Security services fear the presence of such instructors on Western soil could be a game changer.

Message from al Qaeda: Stay Put

The Birmingham case revealed that al Qaeda had begun actively dissuading recruits from going to Pakistan.

"They told me don't send anyone [more to us]," plot ringleader Naseer said in one of the recordings.

In a June 2011 video "You are Only Responsible for Yourself," released around the same time the Birmingham duo trained in Pakistan, al Qaeda's leadership in Pakistan had urged Western militants to stay home to launch attacks.

Khalid, in one conversation recorded by British police, pointed out that Inspire magazine -- the online English publication of al Qaeda in the Arabian Peninsula in Yemen -- had the same advice: "we don't want people to be traveling cos it's getting risky." In 2011 Samir Khan, an American member of the group, urged followers to launch attacks in the West rather than travellng to Yemen.

Naseer and Khalid painted a dim picture of the tribal areas of Pakistan in their attempt to stop their associate from traveling there.

"[Waziristan] hasn't got no more camps now... the brothers used to be in the mountains [but] the drones just get them straight away, they just bomb the camps, so ... they taught us inside houses," Naseer is heard telling the associate in the recordings played in court.

He described how he had had to cower for several hours in 100-degree heat when a drone circled above. "That day was bad ... it's a nasty situation to be in, man," chipped in Khalid.

Khalid described how the drones restricted movement for fighters in the region: "They were restricted to one place most of the time: One place to eat, sleep, go to toilet and do everything."

Terror training on UK soil

Naseer and Khalid implemented the new al Qaeda strategy when they returned to the United Kingdom. Just days before their arrest on September 18, 2011, Naseer provided Ashik Ali, the third Birmingham man convicted Thursday, with hands-on instruction in how to make explosives.

According to expert witnesses consulted in the trial, Naseer had acquired the correct knowledge to teach recruits how to make viable bombs.

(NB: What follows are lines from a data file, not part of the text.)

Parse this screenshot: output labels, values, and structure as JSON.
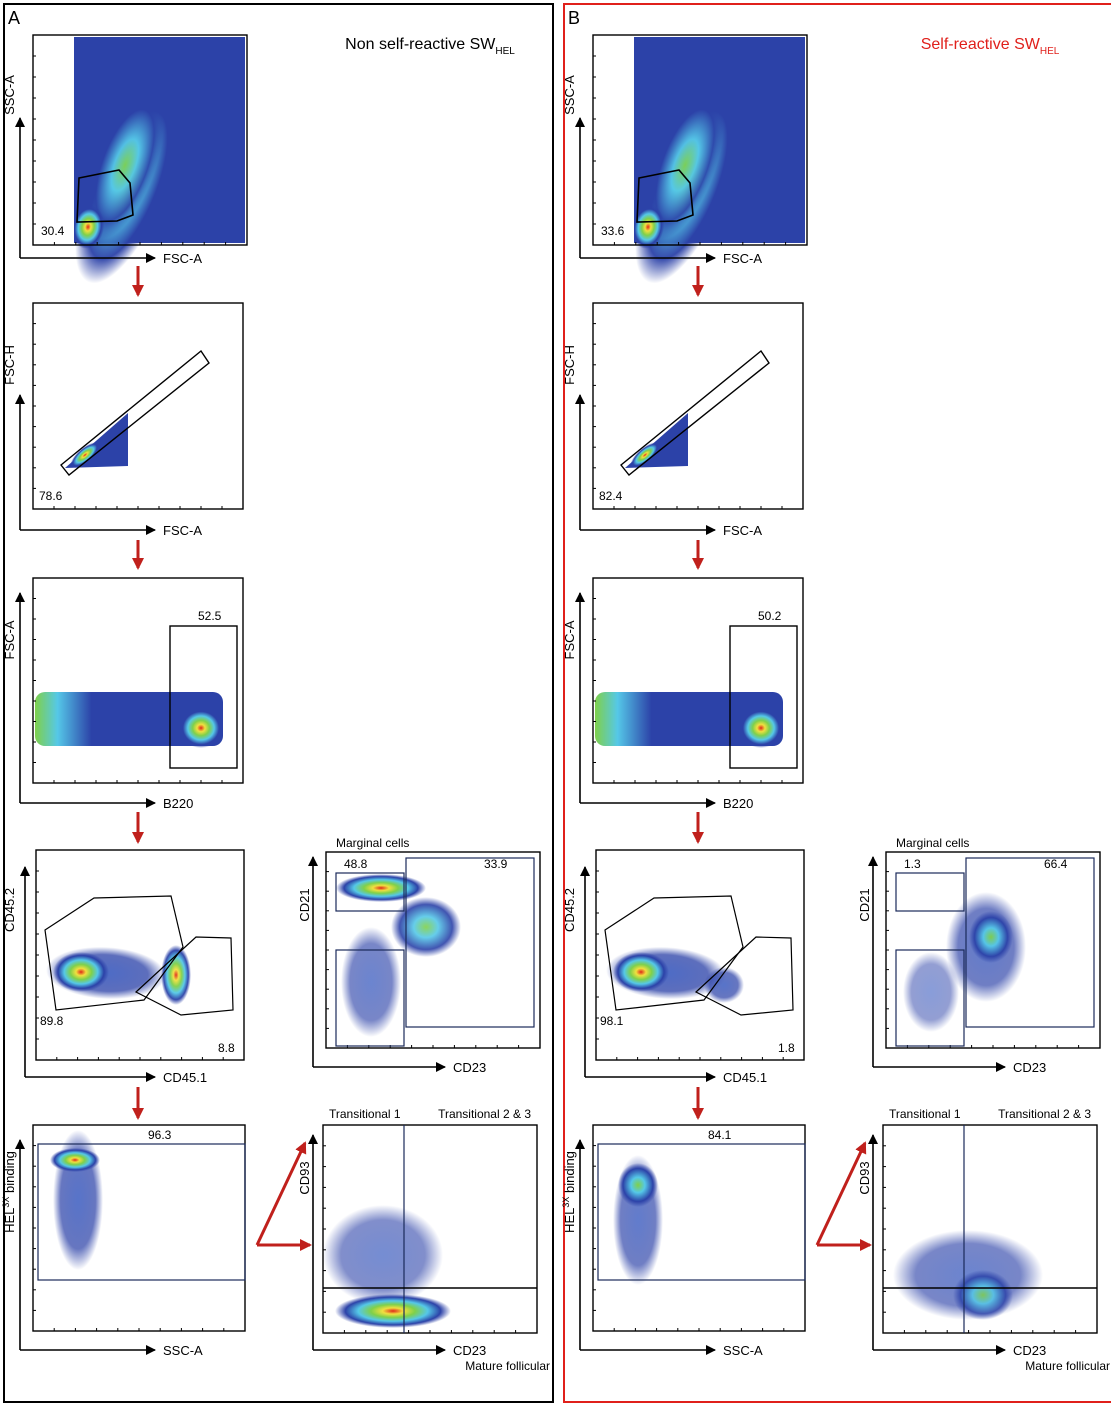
{
  "colors": {
    "panel_a_border": "#000000",
    "panel_b_border": "#e0201b",
    "arrow": "#c0201c",
    "density_low": "#2c42a8",
    "density_mid": "#55c8e8",
    "density_midhigh": "#7fd04a",
    "density_high": "#f0e040",
    "density_peak": "#e02818"
  },
  "panels": [
    {
      "letter": "A",
      "title_main": "Non self-reactive SW",
      "title_sub": "HEL",
      "plots": {
        "p1": {
          "x_axis": "FSC-A",
          "y_axis": "SSC-A",
          "gate_value": "30.4"
        },
        "p2": {
          "x_axis": "FSC-A",
          "y_axis": "FSC-H",
          "gate_value": "78.6"
        },
        "p3": {
          "x_axis": "B220",
          "y_axis": "FSC-A",
          "gate_value": "52.5"
        },
        "p4": {
          "x_axis": "CD45.1",
          "y_axis": "CD45.2",
          "gate_value_left": "89.8",
          "gate_value_right": "8.8"
        },
        "p5": {
          "x_axis": "SSC-A",
          "y_axis_main": "HEL",
          "y_axis_sup": "3X",
          "y_axis_rest": " binding",
          "gate_value": "96.3"
        },
        "p6": {
          "x_axis": "CD23",
          "y_axis": "CD21",
          "plot_title": "Marginal cells",
          "gate_value_left": "48.8",
          "gate_value_right": "33.9"
        },
        "p7": {
          "x_axis": "CD23",
          "y_axis": "CD93",
          "label_t1": "Transitional 1",
          "label_t23": "Transitional 2 & 3",
          "label_mature": "Mature follicular"
        }
      }
    },
    {
      "letter": "B",
      "title_main": "Self-reactive SW",
      "title_sub": "HEL",
      "plots": {
        "p1": {
          "x_axis": "FSC-A",
          "y_axis": "SSC-A",
          "gate_value": "33.6"
        },
        "p2": {
          "x_axis": "FSC-A",
          "y_axis": "FSC-H",
          "gate_value": "82.4"
        },
        "p3": {
          "x_axis": "B220",
          "y_axis": "FSC-A",
          "gate_value": "50.2"
        },
        "p4": {
          "x_axis": "CD45.1",
          "y_axis": "CD45.2",
          "gate_value_left": "98.1",
          "gate_value_right": "1.8"
        },
        "p5": {
          "x_axis": "SSC-A",
          "y_axis_main": "HEL",
          "y_axis_sup": "3X",
          "y_axis_rest": " binding",
          "gate_value": "84.1"
        },
        "p6": {
          "x_axis": "CD23",
          "y_axis": "CD21",
          "plot_title": "Marginal cells",
          "gate_value_left": "1.3",
          "gate_value_right": "66.4"
        },
        "p7": {
          "x_axis": "CD23",
          "y_axis": "CD93",
          "label_t1": "Transitional 1",
          "label_t23": "Transitional 2 & 3",
          "label_mature": "Mature follicular"
        }
      }
    }
  ]
}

The recordings suggested their planned attacks were still months away.

In one of the bugged conversations, Naseer is heard suggesting that the restrictions on training in Pakistan meant it was just as effective training recruits in the West.

"[In the tribal areas] you get bit of an experience in fighting -- but you know the rest of the stuff that could be taught -- they taught us in a room."

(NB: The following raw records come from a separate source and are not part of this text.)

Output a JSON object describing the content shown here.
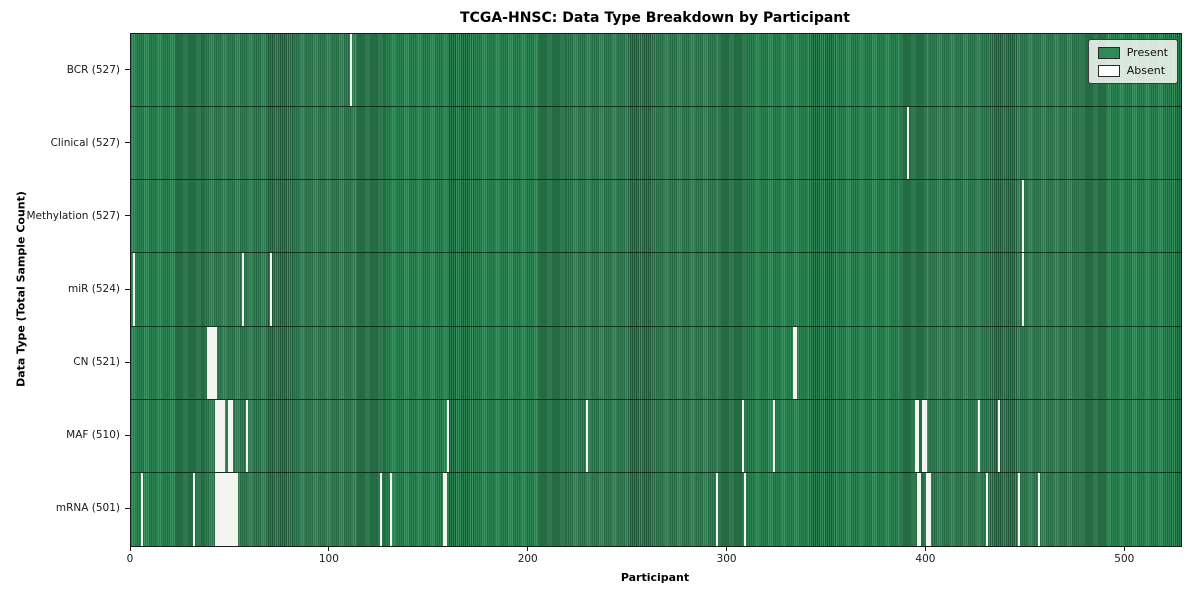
{
  "title": "TCGA-HNSC: Data Type Breakdown by Participant",
  "colors": {
    "present": "#2e8b57",
    "present_edge": "#143f28",
    "absent": "#f4f5f0",
    "axis": "#1a1a1a",
    "legend_bg": "#f8f9f6"
  },
  "chart_data": {
    "type": "heatmap",
    "title": "TCGA-HNSC: Data Type Breakdown by Participant",
    "xlabel": "Participant",
    "ylabel": "Data Type (Total Sample Count)",
    "x_ticks": [
      0,
      100,
      200,
      300,
      400,
      500
    ],
    "x_range": [
      0,
      528
    ],
    "n_participants": 528,
    "grid": false,
    "legend_position": "upper right",
    "legend_items": [
      {
        "label": "Present",
        "color": "#2e8b57"
      },
      {
        "label": "Absent",
        "color": "#ffffff"
      }
    ],
    "rows": [
      {
        "label": "BCR (527)",
        "data_type": "BCR",
        "present_count": 527,
        "absent_count": 1,
        "absent_participants": [
          110
        ]
      },
      {
        "label": "Clinical (527)",
        "data_type": "Clinical",
        "present_count": 527,
        "absent_count": 1,
        "absent_participants": [
          390
        ]
      },
      {
        "label": "Methylation (527)",
        "data_type": "Methylation",
        "present_count": 527,
        "absent_count": 1,
        "absent_participants": [
          448
        ]
      },
      {
        "label": "miR (524)",
        "data_type": "miR",
        "present_count": 524,
        "absent_count": 4,
        "absent_participants": [
          1,
          56,
          70,
          448
        ]
      },
      {
        "label": "CN (521)",
        "data_type": "CN",
        "present_count": 521,
        "absent_count": 7,
        "absent_participants": [
          38,
          39,
          40,
          41,
          42,
          333,
          334
        ]
      },
      {
        "label": "MAF (510)",
        "data_type": "MAF",
        "present_count": 510,
        "absent_count": 18,
        "absent_participants": [
          42,
          43,
          44,
          45,
          46,
          49,
          50,
          58,
          159,
          229,
          307,
          323,
          394,
          395,
          398,
          399,
          426,
          436
        ]
      },
      {
        "label": "mRNA (501)",
        "data_type": "mRNA",
        "present_count": 501,
        "absent_count": 27,
        "absent_participants": [
          5,
          31,
          42,
          43,
          44,
          45,
          46,
          47,
          48,
          49,
          50,
          51,
          52,
          53,
          125,
          130,
          157,
          158,
          294,
          308,
          395,
          396,
          400,
          401,
          430,
          446,
          456
        ]
      }
    ]
  }
}
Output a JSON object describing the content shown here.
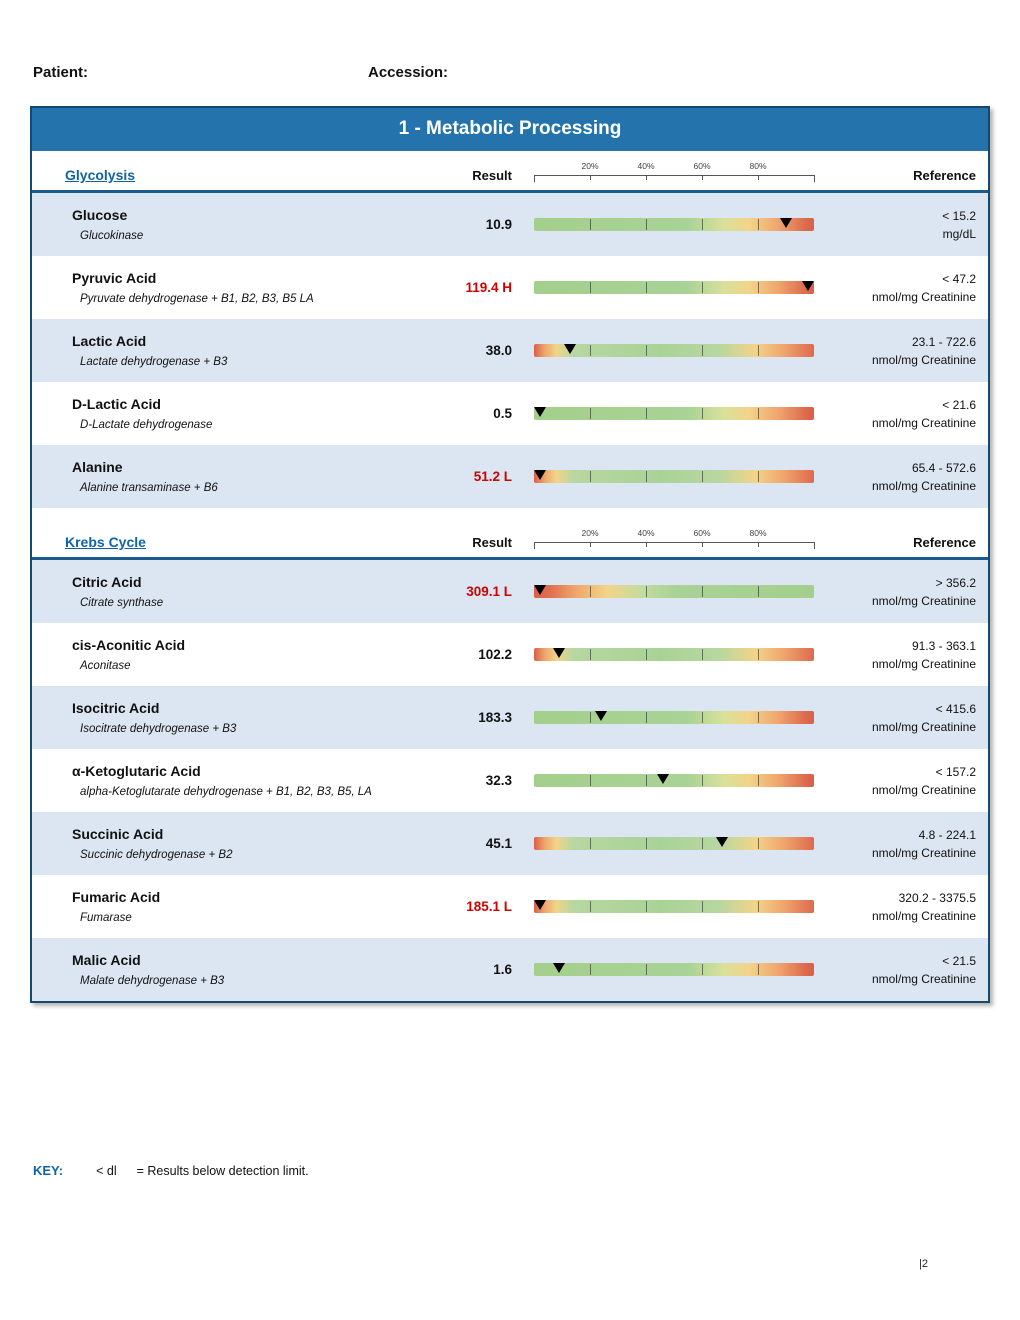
{
  "page": {
    "patient_label": "Patient:",
    "accession_label": "Accession:",
    "page_number": "|2"
  },
  "colors": {
    "banner": "#2573ad",
    "section-title": "#1064a6",
    "stripe": "#dce6f2",
    "abnormal": "#d10000",
    "frame": "#17486e"
  },
  "report": {
    "title": "1 - Metabolic Processing",
    "columns": {
      "result": "Result",
      "reference": "Reference"
    },
    "scale_labels": [
      "20%",
      "40%",
      "60%",
      "80%"
    ],
    "sections": [
      {
        "name": "Glycolysis",
        "rows": [
          {
            "analyte": "Glucose",
            "enzyme": "Glucokinase",
            "result": "10.9",
            "flag": "",
            "abnormal": false,
            "bar_type": "high",
            "marker_pct": 90,
            "ref_value": "< 15.2",
            "ref_units": "mg/dL"
          },
          {
            "analyte": "Pyruvic Acid",
            "enzyme": "Pyruvate dehydrogenase + B1, B2, B3, B5 LA",
            "result": "119.4",
            "flag": "H",
            "abnormal": true,
            "bar_type": "high",
            "marker_pct": 98,
            "ref_value": "< 47.2",
            "ref_units": "nmol/mg Creatinine"
          },
          {
            "analyte": "Lactic Acid",
            "enzyme": "Lactate dehydrogenase + B3",
            "result": "38.0",
            "flag": "",
            "abnormal": false,
            "bar_type": "range",
            "marker_pct": 13,
            "ref_value": "23.1 - 722.6",
            "ref_units": "nmol/mg Creatinine"
          },
          {
            "analyte": "D-Lactic Acid",
            "enzyme": "D-Lactate dehydrogenase",
            "result": "0.5",
            "flag": "",
            "abnormal": false,
            "bar_type": "high",
            "marker_pct": 2,
            "ref_value": "< 21.6",
            "ref_units": "nmol/mg Creatinine"
          },
          {
            "analyte": "Alanine",
            "enzyme": "Alanine transaminase + B6",
            "result": "51.2",
            "flag": "L",
            "abnormal": true,
            "bar_type": "range",
            "marker_pct": 2,
            "ref_value": "65.4 - 572.6",
            "ref_units": "nmol/mg Creatinine"
          }
        ]
      },
      {
        "name": "Krebs Cycle",
        "rows": [
          {
            "analyte": "Citric Acid",
            "enzyme": "Citrate synthase",
            "result": "309.1",
            "flag": "L",
            "abnormal": true,
            "bar_type": "low",
            "marker_pct": 2,
            "ref_value": "> 356.2",
            "ref_units": "nmol/mg Creatinine"
          },
          {
            "analyte": "cis-Aconitic Acid",
            "enzyme": "Aconitase",
            "result": "102.2",
            "flag": "",
            "abnormal": false,
            "bar_type": "range",
            "marker_pct": 9,
            "ref_value": "91.3 - 363.1",
            "ref_units": "nmol/mg Creatinine"
          },
          {
            "analyte": "Isocitric Acid",
            "enzyme": "Isocitrate dehydrogenase + B3",
            "result": "183.3",
            "flag": "",
            "abnormal": false,
            "bar_type": "high",
            "marker_pct": 24,
            "ref_value": "< 415.6",
            "ref_units": "nmol/mg Creatinine"
          },
          {
            "analyte": "α-Ketoglutaric Acid",
            "enzyme": "alpha-Ketoglutarate dehydrogenase + B1, B2, B3, B5, LA",
            "result": "32.3",
            "flag": "",
            "abnormal": false,
            "bar_type": "high",
            "marker_pct": 46,
            "ref_value": "< 157.2",
            "ref_units": "nmol/mg Creatinine"
          },
          {
            "analyte": "Succinic Acid",
            "enzyme": "Succinic dehydrogenase + B2",
            "result": "45.1",
            "flag": "",
            "abnormal": false,
            "bar_type": "range",
            "marker_pct": 67,
            "ref_value": "4.8 - 224.1",
            "ref_units": "nmol/mg Creatinine"
          },
          {
            "analyte": "Fumaric Acid",
            "enzyme": "Fumarase",
            "result": "185.1",
            "flag": "L",
            "abnormal": true,
            "bar_type": "range",
            "marker_pct": 2,
            "ref_value": "320.2 - 3375.5",
            "ref_units": "nmol/mg Creatinine"
          },
          {
            "analyte": "Malic Acid",
            "enzyme": "Malate dehydrogenase + B3",
            "result": "1.6",
            "flag": "",
            "abnormal": false,
            "bar_type": "high",
            "marker_pct": 9,
            "ref_value": "< 21.5",
            "ref_units": "nmol/mg Creatinine"
          }
        ]
      }
    ]
  },
  "key": {
    "label": "KEY:",
    "symbol": "< dl",
    "text": "= Results below detection limit."
  }
}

At one point, Naseer warned Ali that if he hit or rubbed the explosives in a certain way it could explode and potentially kill him; just one of the many lessons he passed on from his training in Waziristan.

In the days before their arrest, Naseer experimented and tinkered with potential bombmaking chemicals in a Birmingham apartment, including the chemicals inside sports injury cold packs. The recordings revealed that his instructors in Pakistan had taught him that ammonium nitrate- - a potentially high powered explosive -- could be extracted from such packs, demonstrating al Qaeda's continued inventiveness.

Pantucci told CNN the Birmingham case illustrated that despite intensified drone strikes in Pakistan, Western militants were still finding ways to connect with al Qaeda in the region, providing the terrorist groups opportunities to attack the West.

He said al Qaeda's new emphasis on training Westerners to in turn provide terrorist instruction in the West reflected the group's looser control over plots than just a few years ago.

Unlike the 7/7 bombers, and other recent terrorist conspiracies like a plot to attack Manchester in 2009, the Birmingham plotters do not appear to have been in touch with their handlers in Pakistan after returning to the United Kingdom.

Pantucci says the pressures on al Qaeda have resulted in a shift toward a new model of "fire and forget."

The March 2012 Toulouse terrorist shootings provided further evidence of looser control by al Qaeda of terrorist plots in the West. The perpetrator of the attack -- Mohammed Merah -- was encouraged by the group to return to France to launch an attack during a short stay in the tribal areas of Pakistan in September 2011 but planned every aspect of the operation himself, including which targets to strike.